How to query S3 data using Amazon's S3a library
Starting with version 1.3.0, Drill has the ability to query files stored on Amazon’s S3 cloud storage using the S3a library. This is important, because S3a adds support for files bigger than 5 gigabytes (these were unsupported using Drill’s previous S3n interface).

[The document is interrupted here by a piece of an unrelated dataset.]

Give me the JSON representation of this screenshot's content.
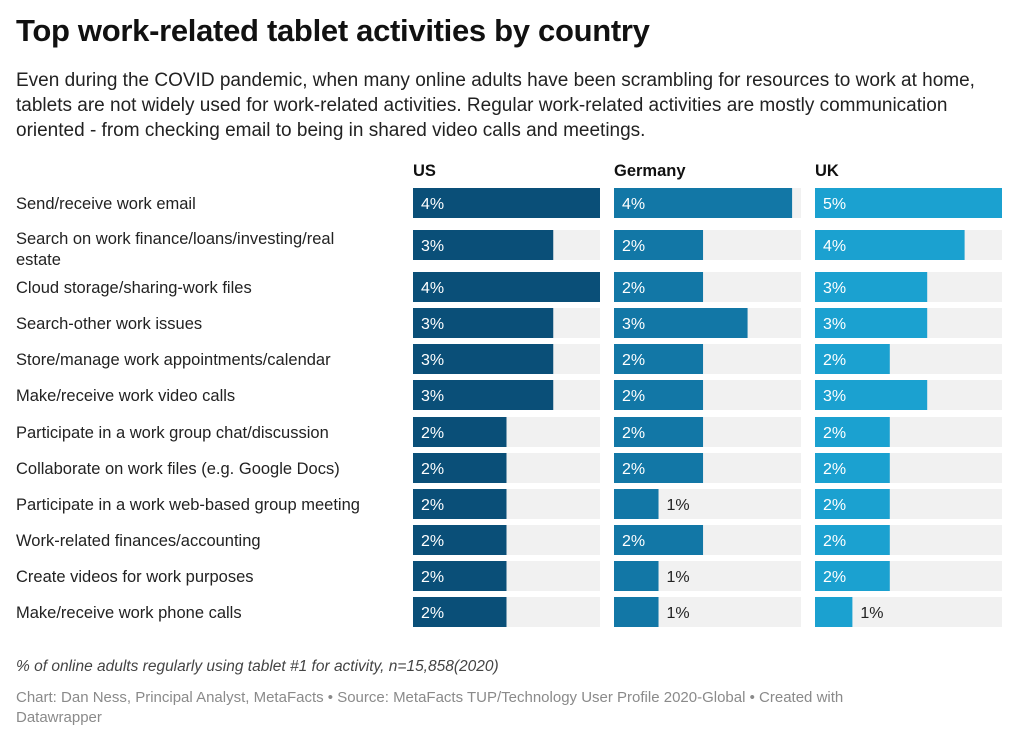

To enable Drill’s S3a support, first edit the file conf/core-site.xml
in your Drill install directory, replacing
the text ENTER_YOUR_ACESSKEY and ENTER_YOUR_SECRETKEY with your AWS credentials.
<configuration>
<property>
<name>fs.s3a.access.key</name>
<value>ENTER_YOUR_ACCESSKEY</value>
</property>
<property>
<name>fs.s3a.secret.key</name>
<value>ENTER_YOUR_SECRETKEY</value>
</property>
</configuration>
Next you’ll need to duplicate the ‘dfs’ plugin in the 'Storage’ section of the Drill Web Console, which is located at
localhost:8047
. (Note: on a single machine system, you’ll need to run drill-embedded
before you can access the web
console site). To do this, hit 'Update’ next to 'dfs,’ and then copy the JSON text that appears. Now create a new
storage plugin on the previous page, and paste in the 'dfs’ text, replacing the text file:///
with
s3a://your.bucketname
. It doesn’t matter what you named your new plugin, but it might be helpful to reference the s3
and/or the bucket name so you remember what it’s for.
And that’s it! You should now be able to talk to data stored on S3 using the S3a library.